❄️SEMÛM ATEŞİ

38.6K 3.3K 1.9K
                                    

İletişim için İNSTAGRAM adresini "endless_q.r" veyahut WATTPAD hesabımı takip ediniz.

Arkadaşlar bilgisayarım bozuldu şuanda serviste. 15 - 20 güne ancak gelir dediler. Bölümü telefondan yazdım. Yanlışım varsa kusura bakmayın.

Bir sonraki bölümde istediğiniz gibi günlük hayatlarını yazacağım. ❤️

▏₰ Alysa

Karnımda ki baskı, ensemdeki ağrıyla uyandım.

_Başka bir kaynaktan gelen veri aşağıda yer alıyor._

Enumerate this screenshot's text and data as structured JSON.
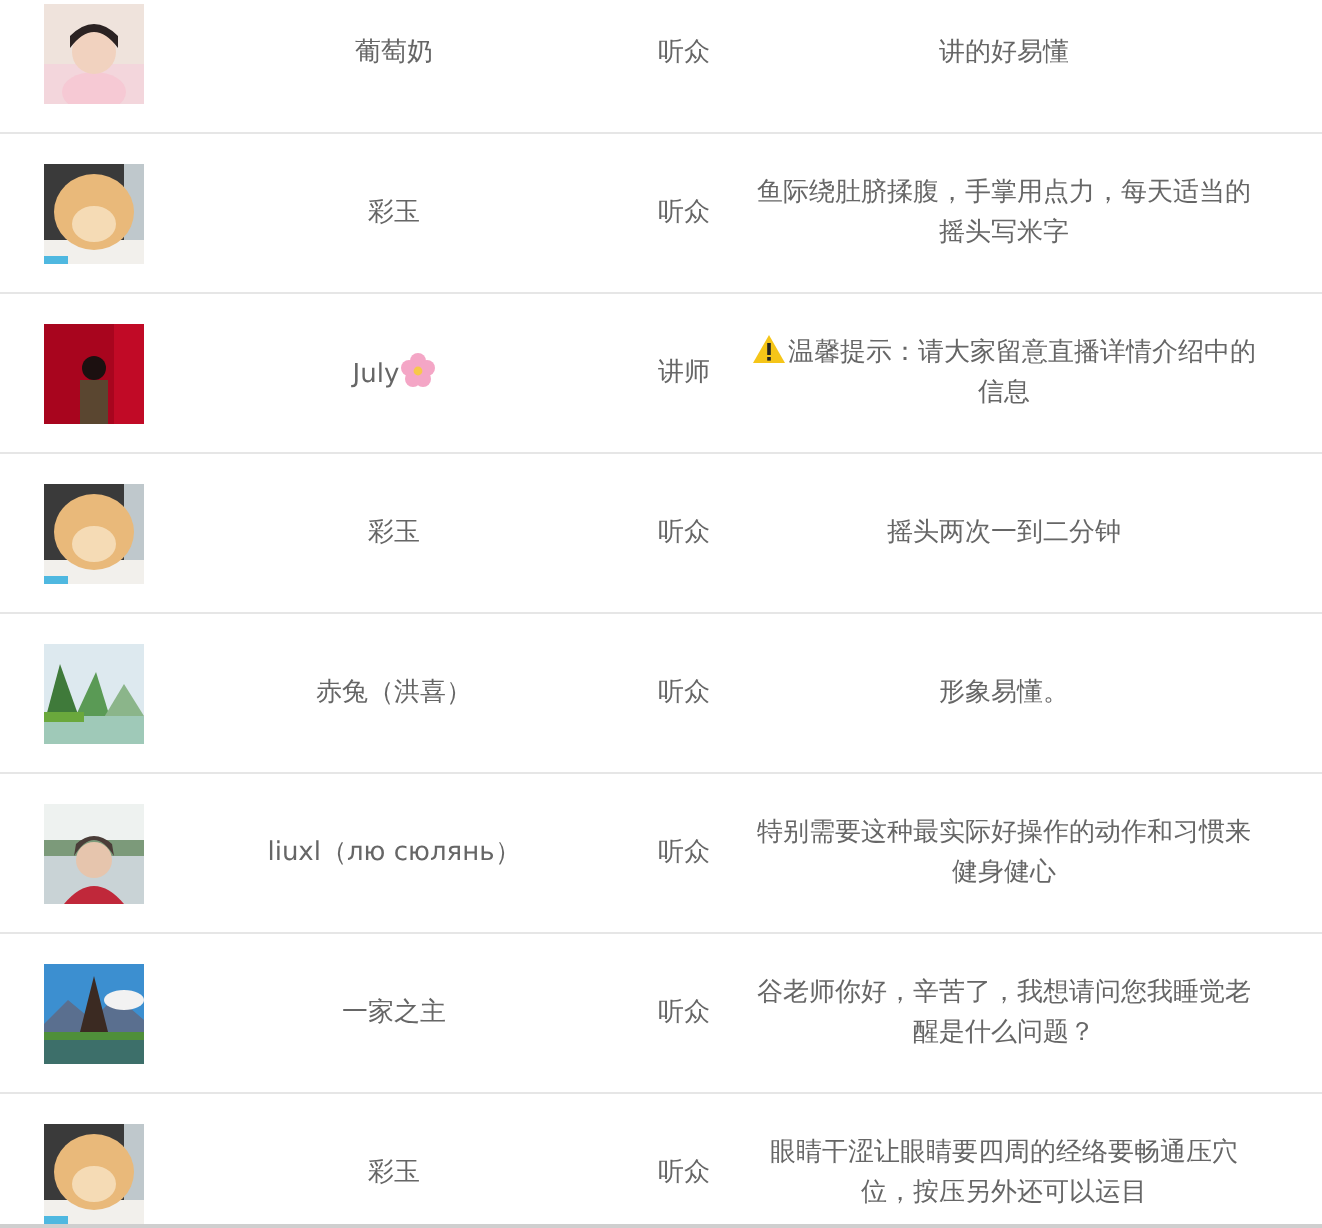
{
  "rows": [
    {
      "name": "葡萄奶",
      "flower": false,
      "role": "听众",
      "warning": false,
      "comment": "讲的好易懂"
    },
    {
      "name": "彩玉",
      "flower": false,
      "role": "听众",
      "warning": false,
      "comment": "鱼际绕肚脐揉腹，手掌用点力，每天适当的摇头写米字"
    },
    {
      "name": "July",
      "flower": true,
      "role": "讲师",
      "warning": true,
      "comment": "温馨提示：请大家留意直播详情介绍中的信息"
    },
    {
      "name": "彩玉",
      "flower": false,
      "role": "听众",
      "warning": false,
      "comment": "摇头两次一到二分钟"
    },
    {
      "name": "赤兔（洪喜）",
      "flower": false,
      "role": "听众",
      "warning": false,
      "comment": "形象易懂。"
    },
    {
      "name": "liuxl（лю сюлянь）",
      "flower": false,
      "role": "听众",
      "warning": false,
      "comment": "特别需要这种最实际好操作的动作和习惯来健身健心"
    },
    {
      "name": "一家之主",
      "flower": false,
      "role": "听众",
      "warning": false,
      "comment": "谷老师你好，辛苦了，我想请问您我睡觉老醒是什么问题？"
    },
    {
      "name": "彩玉",
      "flower": false,
      "role": "听众",
      "warning": false,
      "comment": "眼睛干涩让眼睛要四周的经络要畅通压穴位，按压另外还可以运目"
    }
  ]
}
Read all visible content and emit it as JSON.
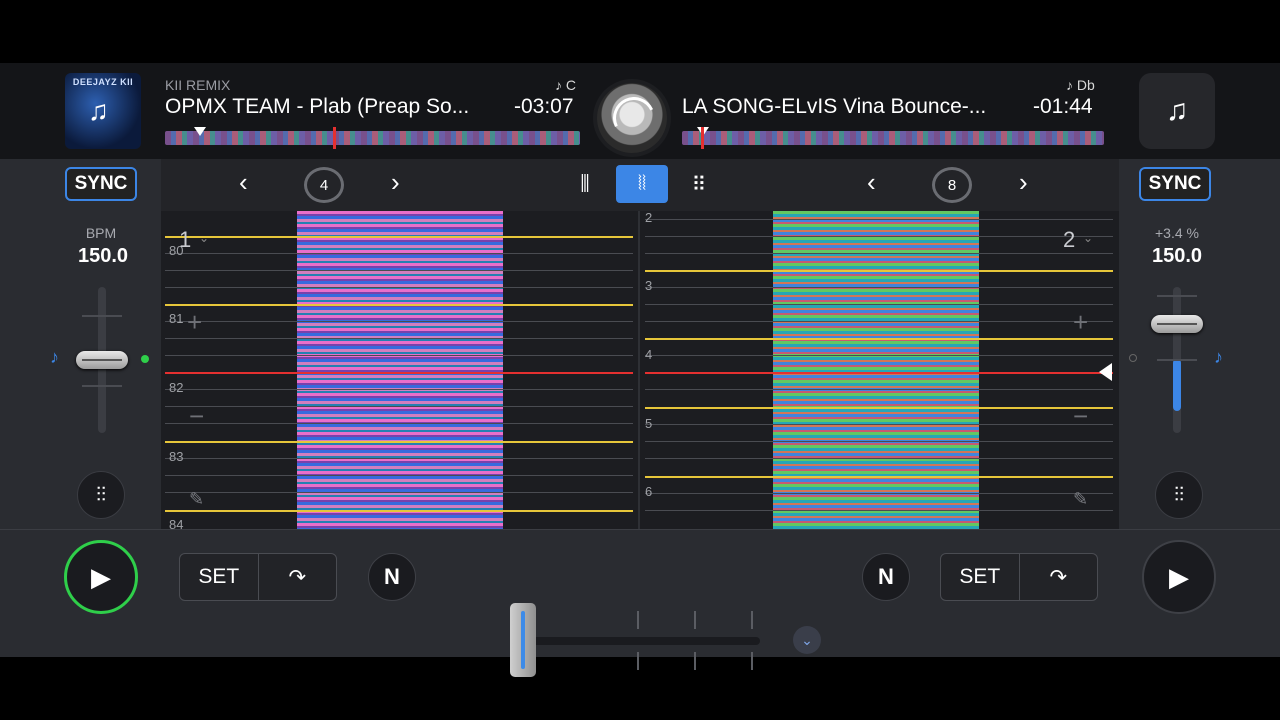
{
  "deck1": {
    "subtitle": "KII REMIX",
    "title": "OPMX TEAM - Plab (Preap So...",
    "time": "-03:07",
    "key": "♪ C",
    "cover_text": "DEEJAYZ KII",
    "sync_label": "SYNC",
    "bpm_label": "BPM",
    "bpm_value": "150.0",
    "deck_number": "1",
    "beats": [
      "80",
      "81",
      "82",
      "83",
      "84"
    ],
    "pitch_level": 0.5,
    "cue_set": "SET",
    "cue_jump": "↷",
    "n_label": "N",
    "loop_beats": "4",
    "play_icon": "play-icon"
  },
  "deck2": {
    "title": "LA SONG-ELvIS Vina Bounce-...",
    "time": "-01:44",
    "key": "♪ Db",
    "sync_label": "SYNC",
    "pitch_percent": "+3.4 %",
    "bpm_value": "150.0",
    "deck_number": "2",
    "beats": [
      "2",
      "3",
      "4",
      "5",
      "6"
    ],
    "pitch_level": 0.75,
    "cue_set": "SET",
    "cue_jump": "↷",
    "n_label": "N",
    "loop_beats": "8",
    "play_icon": "play-icon"
  },
  "toolbar": {
    "prev": "‹",
    "next": "›",
    "mixer_icon": "mixer-icon",
    "waveform_icon": "waveform-icon",
    "pads_icon": "pads-icon"
  },
  "crossfader": {
    "position": 0.0
  },
  "colors": {
    "accent": "#3c86e6",
    "play_ring": "#2fcf4a",
    "beat_line": "#e6c63a",
    "playhead": "#e53030"
  }
}
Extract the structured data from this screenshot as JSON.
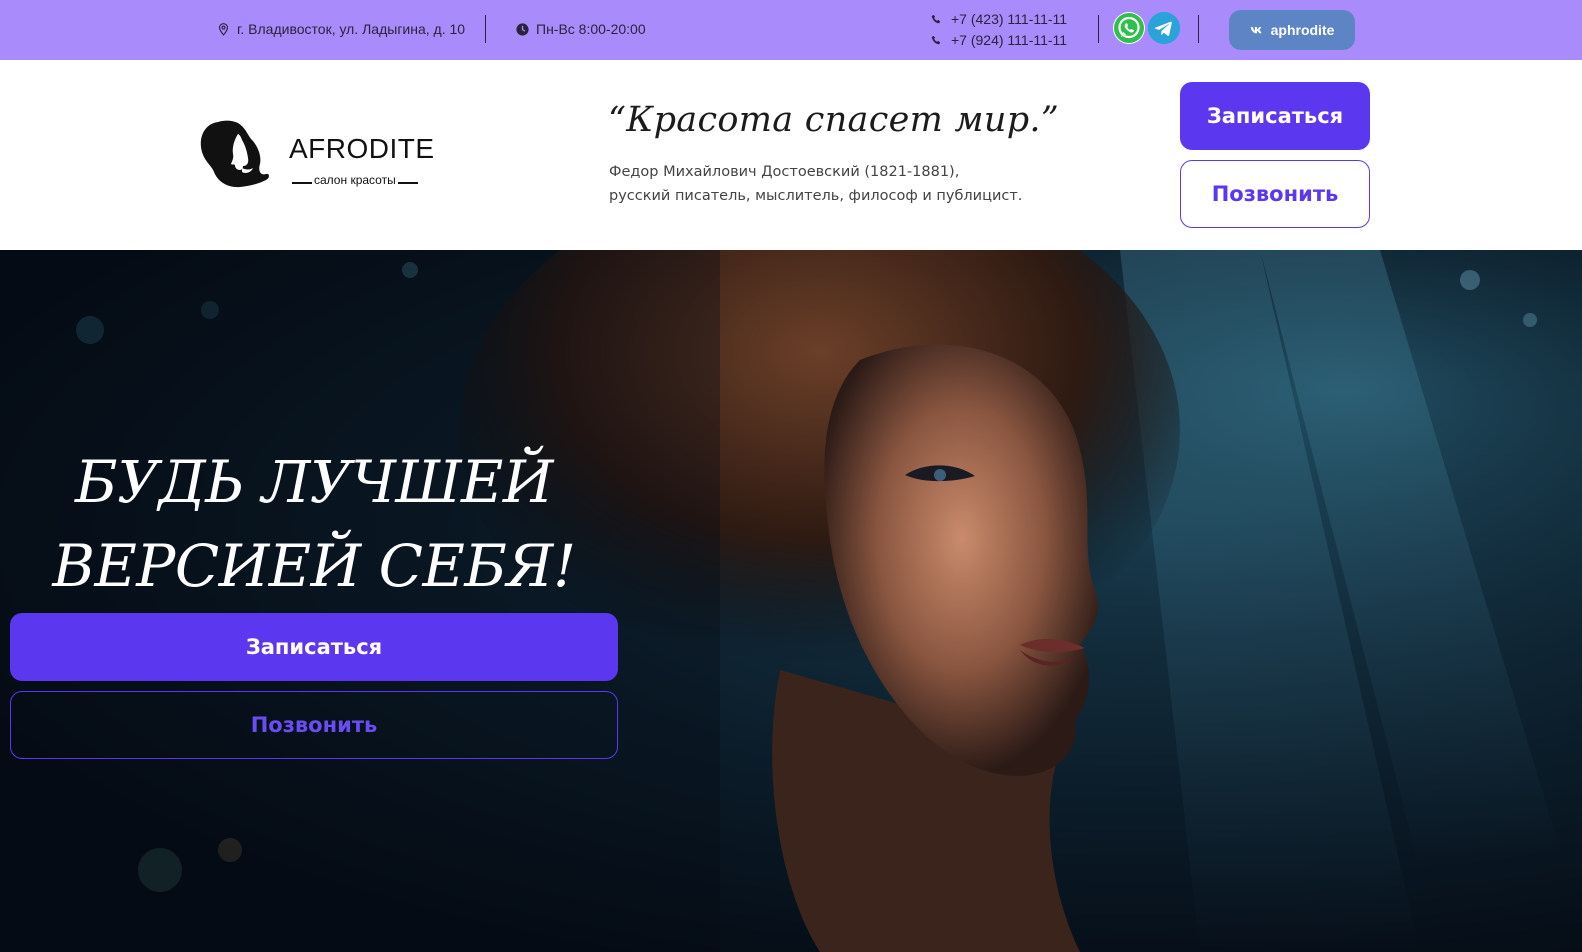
{
  "topbar": {
    "address": "г. Владивосток, ул. Ладыгина, д. 10",
    "hours": "Пн-Вс 8:00-20:00",
    "phones": [
      "+7 (423) 111-11-11",
      "+7 (924) 111-11-11"
    ],
    "messengers": [
      "whatsapp-icon",
      "telegram-icon"
    ],
    "vk_label": "aphrodite"
  },
  "logo": {
    "name": "AFRODITE",
    "tagline": "салон красоты"
  },
  "quote": {
    "text": "“Красота спасет мир.”",
    "author_line1": "Федор Михайлович Достоевский (1821-1881),",
    "author_line2": "русский писатель, мыслитель, философ и публицист."
  },
  "header_buttons": {
    "book": "Записаться",
    "call": "Позвонить"
  },
  "hero": {
    "title_line1": "БУДЬ ЛУЧШЕЙ",
    "title_line2": "ВЕРСИЕЙ СЕБЯ!",
    "book": "Записаться",
    "call": "Позвонить"
  },
  "colors": {
    "topbar_bg": "#a98bfb",
    "accent": "#5b38f0",
    "vk": "#5d84c4"
  }
}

Bacaklarımın havada asılı kaldığını hissedebiliyor buna rağmen garip bir şekilde hareket ediyordum. Yere basma ihtiyacı duymam tamamen reflekstendi. Ayaklarım sert bir zemin arasa da içinde bulunduğum tuhaf durum yüzünden bu isteği baltaladım. Sezgilerim bana ölü taklidi yapmamı söylüyordu. Neler olduğunu hatırlamakta güçlük çekiyordum. Şuurum yavaş yavaş yerine otursa da anılarıma bakmayı denedikçe görüntüler cızırdayarak piksellerinden ayrışıyordu.

Gözlerimi açtım.

Kara basarken çıkan katur kutur sesleri kulağıma çalındı. Başım çatladığından tantananın susması için yalvarabilirdim. Kış ayının günlerinde sıradan gelen gürültü şuanda beynime yüzlerce çivi çakıyormuşçasına rahatsız ediyordu. Her ne oluyorsa birden fazla kişinin işin içinde olduğunu söyleyebilirim. Verdiğimiz çetin mücadeleden sonra takatim tükenmişti, evet. Lakin kılımı kıpırdatamayacak denli yorgun değildim. Şimdiyse göz kapaklarımı açık tutmak dahi külfet geliyordu.

Odaklanamıyordum.

Puslanıp netleşen, karın üzerinde derince ayak izi bırakan botlar tanıdık gelmiyordu. Burnuma dolan acımsı ten kokusu da öyle. Dürtüsel olarak daha yoğun ve sakinleştirici bir koku aradım. Aldığımsa bunun tam tersiydi. Bilinçsizken karnımda hissettiğim baskı birinin beni omzunda taşımasından kaynaklanıyordu. Baş aşağı sarkıyor oluşum buhranıma eksi yönde yarar sağlıyordu. Bakışlarımı sağa, sola çevirerek nerede olduğumu çıkarmaya çalıştım. Etraf hala karanlık olduğundan savaşın üzerinden çok geçmiş olamazdı. En son ne yapıyordum? Hyuga ve diğerleri ile konuştuğumu anımsıyordum.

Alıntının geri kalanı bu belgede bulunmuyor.